В 1965 году дирижёр Игорь Борисович Маркевич устроил выставку работ Зверева в Копенгагене, Женеве и Париже. Выставка-продажа имела коммерческий успех. С большими трудами удалось перевести через международный банк деньги на чужое имя, ибо Зверю, с его внешними данными, не попасть бы на территорию Международного банка в Москве. Зверь не разбогател. Отнюдь. Был и остался люмпеном, ибо все заработки — а они бывали немалыми в категориях советского обывателя — тратились на бегство от одиночества, санитаров с красными крестами и от милиции.

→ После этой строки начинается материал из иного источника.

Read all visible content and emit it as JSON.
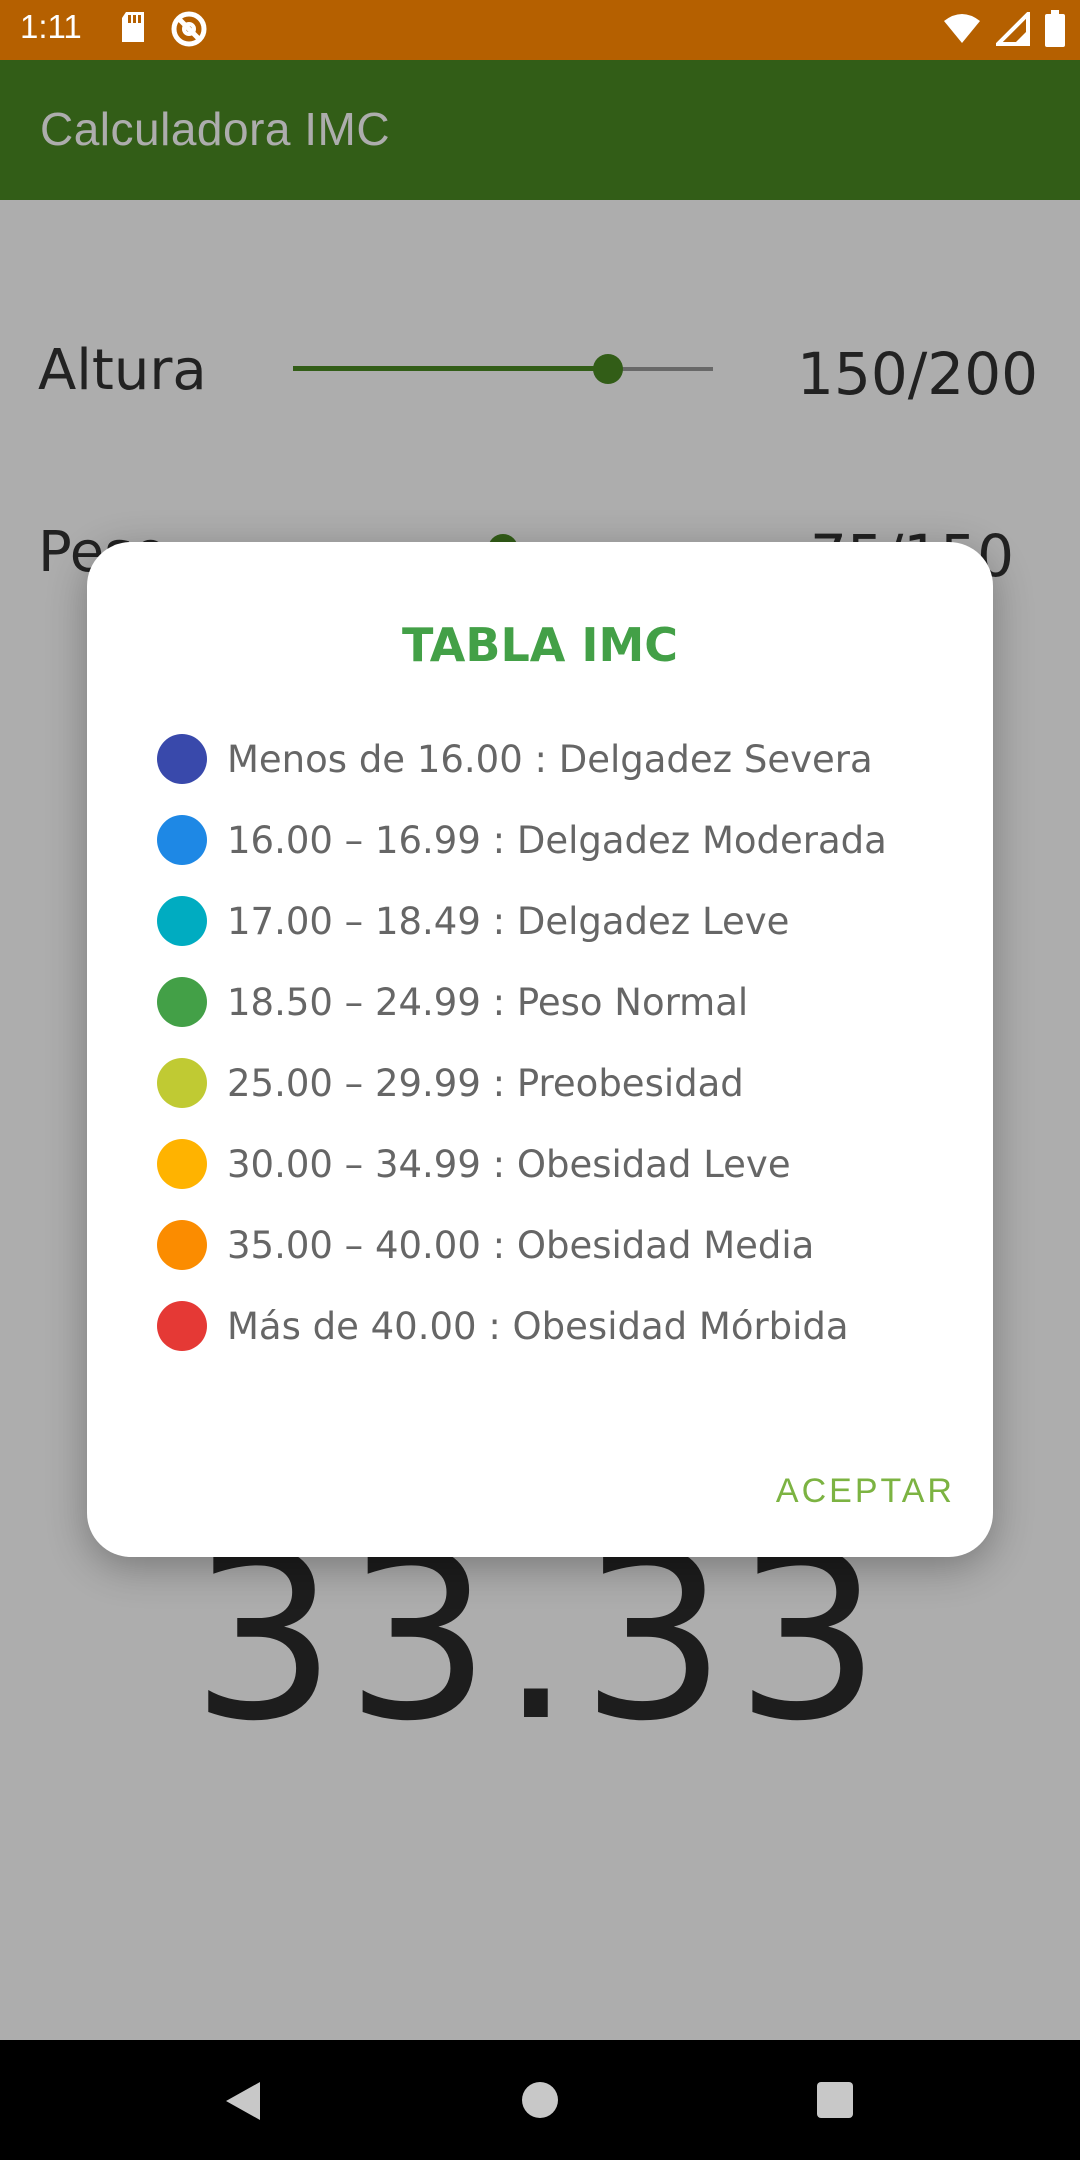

Мы гуляем с Анатолием в Сокольниках. В 80-е годы XIX века Левитан написал здесь талантливый этюд — липовую аллею осенью. Женскую фигуру с зонтиком пририсовал брат А. П. Чехова, талантливый график и карикатурист. Зверь частенько отлынивал от работы: здесь, в кустах, выпивши, спал или писал этюды, акварели около пруда, чтобы под боком была вода. Работал по-сырому: мочил все листы в пруду, скажем, двадцать листов ватмана, стелил по земле, как мокрые полотенца. Отряд пионеров, не разобравшись в естественных приёмах живописи Зверева, протопал по зверевским шедеврам, приняв их за сортирную бумагу. Зверев рассвирепел и забросал «Тимура и его команду» камнями. Пионеры рассыпали строй, скрывшись за холмом. Зверев продолжал писать сокольнические берёзки на мятом ватмане — размытые пейзажи в стиле Фонвизина. Неясные очертания веток, листвы, как в тумане. Из-за холма раздаётся победный вой и рёв, и шквал камней обрушивается на любителя пленэра. Маэстро принимает бой. Акварели рвутся и погибают. Пионеры — маленький народец большого народа, напичканные правилами поведения, маленькие вожди пролетариата, гегемона. В 50-е годы, когда развивается творческая, живописная юность Анатолия, гегемон трудился у пивных ларьков. Зверев был близок к народу по образу жизни, но не по образу мыслей. Его творческий метод, о котором разговор впереди, опередил образ мыслей гегемона на пару столетий. И интеллигенции тоже.